Die Umweltabteilung des Landes betont, dass sich die HCB-D Belastung nur im Nahbereich südlich der Donau Chemie befinde. Zudem gebe es seit Februar 2015 ein Sondermonitoring der Gurk. Seit der HCB-D Skandal 2014 begann, wurden zwischen Brückl und Klagenfurt 26 Grundwasserstellen auf HCB-D getestet. Insgesamt wurden an vier Stellen HCB-D Konzentrationen nachgewiesen. Neben dem Brunnen Rain auch an einer weiteren Messstelle in der Gurk. Die beiden anderen positiven Proben kamen von zwei Hausbrunnen.

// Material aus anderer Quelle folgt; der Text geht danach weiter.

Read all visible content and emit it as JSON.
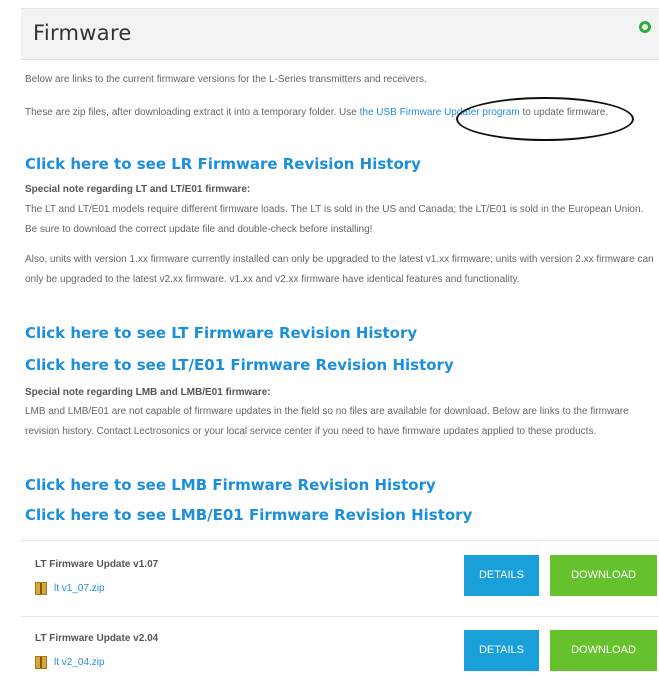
{
  "panel": {
    "title": "Firmware"
  },
  "intro": {
    "line1": "Below are links to the current firmware versions for the L-Series transmitters and receivers.",
    "line2_before": "These are zip files, after downloading extract it into a temporary folder. Use ",
    "line2_link": "the USB Firmware Updater program",
    "line2_after": " to update firmware."
  },
  "links": {
    "lr_history": "Click here to see LR Firmware Revision History",
    "lt_history": "Click here to see LT Firmware Revision History",
    "lte01_history": "Click here to see LT/E01 Firmware Revision History",
    "lmb_history": "Click here to see LMB Firmware Revision History",
    "lmbe01_history": "Click here to see LMB/E01 Firmware Revision History"
  },
  "note_lt": {
    "heading": "Special note regarding LT and LT/E01 firmware:",
    "para1": "The LT and LT/E01 models require different firmware loads. The LT is sold in the US and Canada; the LT/E01 is sold in the European Union. Be sure to download the correct update file and double-check before installing!",
    "para2": "Also, units with version 1.xx firmware currently installed can only be upgraded to the latest v1.xx firmware; units with version 2.xx firmware can only be upgraded to the latest v2.xx firmware. v1.xx and v2.xx firmware have identical features and functionality."
  },
  "note_lmb": {
    "heading": "Special note regarding LMB and LMB/E01 firmware:",
    "para": "LMB and LMB/E01 are not capable of firmware updates in the field so no files are available for download. Below are links to the firmware revision history. Contact Lectrosonics or your local service center if you need to have firmware updates applied to these products."
  },
  "downloads": [
    {
      "title": "LT Firmware Update v1.07",
      "file": "lt v1_07.zip",
      "details": "DETAILS",
      "download": "DOWNLOAD"
    },
    {
      "title": "LT Firmware Update v2.04",
      "file": "lt v2_04.zip",
      "details": "DETAILS",
      "download": "DOWNLOAD"
    }
  ],
  "colors": {
    "link": "#1b8fdb",
    "details_button": "#1aa0d8",
    "download_button": "#66c22c",
    "header_bg": "#f3f3f3"
  }
}
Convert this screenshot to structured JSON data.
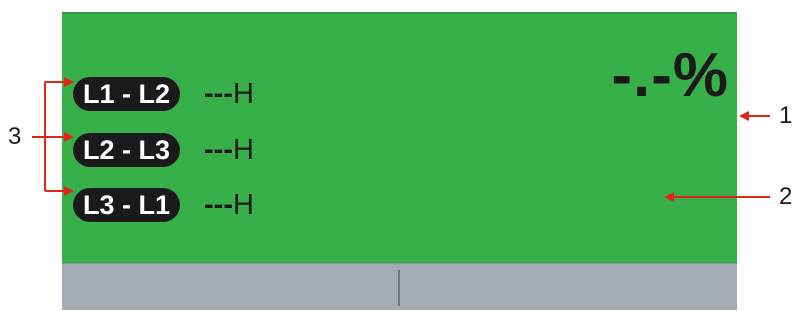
{
  "display": {
    "phases": [
      {
        "label": "L1 - L2",
        "value_dashes": "---",
        "value_unit": "H"
      },
      {
        "label": "L2 - L3",
        "value_dashes": "---",
        "value_unit": "H"
      },
      {
        "label": "L3 - L1",
        "value_dashes": "---",
        "value_unit": "H"
      }
    ],
    "percent_readout": "-.-%"
  },
  "callouts": {
    "c1": "1",
    "c2": "2",
    "c3": "3"
  },
  "colors": {
    "screen_bg": "#38b04a",
    "footer_bg": "#a4acb3",
    "badge_bg": "#1a1a1a",
    "arrow": "#e0261b"
  }
}
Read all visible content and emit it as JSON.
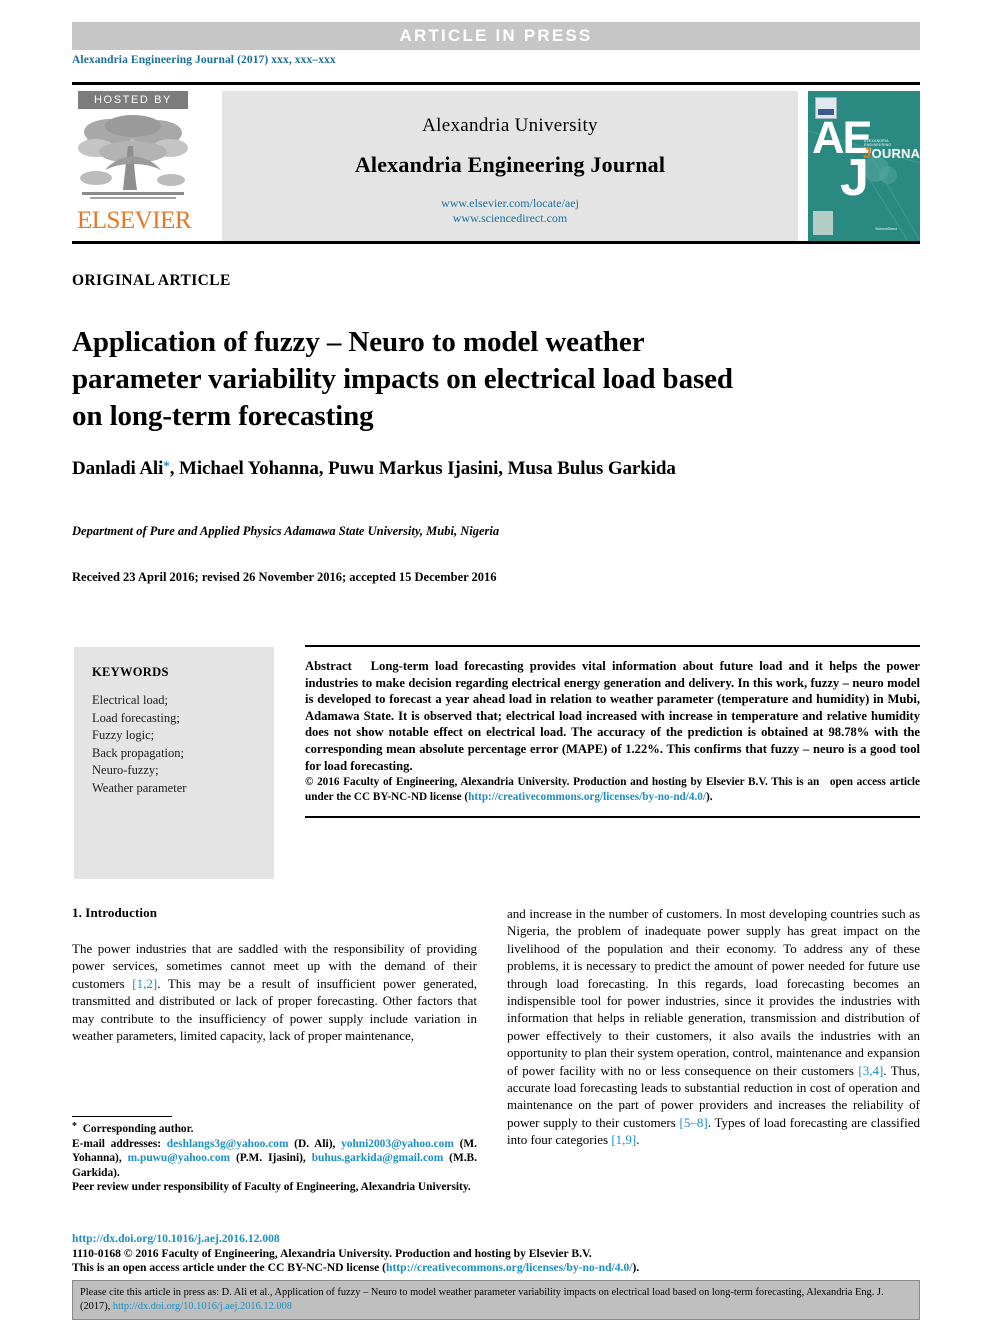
{
  "banner": {
    "label": "ARTICLE  IN  PRESS"
  },
  "running_citation": {
    "text": "Alexandria Engineering Journal (2017) xxx, xxx–xxx"
  },
  "masthead": {
    "hosted_by": "HOSTED BY",
    "publisher": "ELSEVIER",
    "university": "Alexandria University",
    "journal": "Alexandria Engineering Journal",
    "url_elsevier": "www.elsevier.com/locate/aej",
    "url_sciencedirect": "www.sciencedirect.com",
    "cover": {
      "letters_ae": "AE",
      "letter_j": "J",
      "small_title": "ALEXANDRIA ENGINEERING",
      "journal_word_j": "J",
      "journal_word_rest": "OURNAL",
      "bottom_note": "Available online at www.sciencedirect.com",
      "bottom_brand": "ScienceDirect"
    }
  },
  "article": {
    "type_label": "ORIGINAL ARTICLE",
    "title": "Application of fuzzy – Neuro to model weather parameter variability impacts on electrical load based on long-term forecasting",
    "authors_pre": "Danladi Ali",
    "authors_post": ", Michael Yohanna, Puwu Markus Ijasini, Musa Bulus Garkida",
    "affiliation": "Department of Pure and Applied Physics Adamawa State University, Mubi, Nigeria",
    "history": "Received 23 April 2016; revised 26 November 2016; accepted 15 December 2016"
  },
  "keywords": {
    "heading": "KEYWORDS",
    "items": [
      "Electrical load;",
      "Load forecasting;",
      "Fuzzy logic;",
      "Back propagation;",
      "Neuro-fuzzy;",
      "Weather parameter"
    ]
  },
  "abstract": {
    "label": "Abstract",
    "text": "Long-term load forecasting provides vital information about future load and it helps the power industries to make decision regarding electrical energy generation and delivery. In this work, fuzzy – neuro model is developed to forecast a year ahead load in relation to weather parameter (temperature and humidity) in Mubi, Adamawa State. It is observed that; electrical load increased with increase in temperature and relative humidity does not show notable effect on electrical load. The accuracy of the prediction is obtained at 98.78% with the corresponding mean absolute percentage error (MAPE) of 1.22%. This confirms that fuzzy – neuro is a good tool for load forecasting.",
    "copyright_line1": "© 2016 Faculty of Engineering, Alexandria University. Production and hosting by Elsevier B.V. This is an",
    "copyright_line2_pre": "open access article under the CC BY-NC-ND license (",
    "copyright_link": "http://creativecommons.org/licenses/by-no-nd/4.0/",
    "copyright_line2_post": ")."
  },
  "introduction": {
    "heading": "1. Introduction",
    "left_p1_a": "The power industries that are saddled with the responsibility of providing power services, sometimes cannot meet up with the demand of their customers ",
    "left_ref1": "[1,2]",
    "left_p1_b": ". This may be a result of insufficient power generated, transmitted and distributed or lack of proper forecasting. Other factors that may contribute to the insufficiency of power supply include variation in weather parameters, limited capacity, lack of proper maintenance,",
    "right_a": "and increase in the number of customers. In most developing countries such as Nigeria, the problem of inadequate power supply has great impact on the livelihood of the population and their economy. To address any of these problems, it is necessary to predict the amount of power needed for future use through load forecasting. In this regards, load forecasting becomes an indispensible tool for power industries, since it provides the industries with information that helps in reliable generation, transmission and distribution of power effectively to their customers, it also avails the industries with an opportunity to plan their system operation, control, maintenance and expansion of power facility with no or less consequence on their customers ",
    "right_ref1": "[3,4]",
    "right_b": ". Thus, accurate load forecasting leads to substantial reduction in cost of operation and maintenance on the part of power providers and increases the reliability of power supply to their customers ",
    "right_ref2": "[5–8]",
    "right_c": ". Types of load forecasting are classified into four categories ",
    "right_ref3": "[1,9]",
    "right_d": "."
  },
  "footnote": {
    "corresponding": "Corresponding author.",
    "email_label": "E-mail addresses:",
    "emails": [
      {
        "address": "deshlangs3g@yahoo.com",
        "owner": " (D. Ali), "
      },
      {
        "address": "yohni2003@yahoo.com",
        "owner": " (M. Yohanna), "
      },
      {
        "address": "m.puwu@yahoo.com",
        "owner": " (P.M. Ijasini), "
      },
      {
        "address": "buhus.garkida@gmail.com",
        "owner": " (M.B. Garkida)."
      }
    ],
    "peer_review": "Peer review under responsibility of Faculty of Engineering, Alexandria University."
  },
  "bottom": {
    "doi": "http://dx.doi.org/10.1016/j.aej.2016.12.008",
    "issn_line": "1110-0168 © 2016 Faculty of Engineering, Alexandria University. Production and hosting by Elsevier B.V.",
    "license_pre": "This is an open access article under the CC BY-NC-ND license (",
    "license_link": "http://creativecommons.org/licenses/by-no-nd/4.0/",
    "license_post": ")."
  },
  "cite_box": {
    "text_pre": "Please cite this article in press as: D. Ali et al., Application of fuzzy – Neuro to model weather parameter variability impacts on electrical load based on long-term forecasting,  Alexandria Eng. J. (2017), ",
    "link": "http://dx.doi.org/10.1016/j.aej.2016.12.008"
  },
  "colors": {
    "banner_bg": "#c6c6c6",
    "link_blue": "#1a8fc1",
    "header_blue": "#1a6f9c",
    "elsevier_orange": "#e87722",
    "cover_teal": "#2a8a82",
    "panel_gray": "#e4e4e4",
    "cite_gray": "#bfbfbf"
  }
}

Auch im Hinblick der EU-Wasserrahmenrichtlinie und der Deutschen Trinkwasserverordnung sieht Schuster eine Forcierung des Problems.“HCB-D steht nicht in dieser Verordnung. Das Trinkwasser wird daher auch nicht auf diesen Stoff geprüft“, so Schuster und versucht gleichzeitig die Verbraucher zu beruhigen. „Der Brunnen (Rain) war einer von mehreren, der die Trinkwasserversorgung Klagenfurts gespeist hat. Durch die Verdünnung halte ich die Gefährdung für die Bevölkerung für sehr, sehr gering.“ Es fragt sich jetzt nur wie belastet die Quelle Krappfeld und andere Brunnen sind.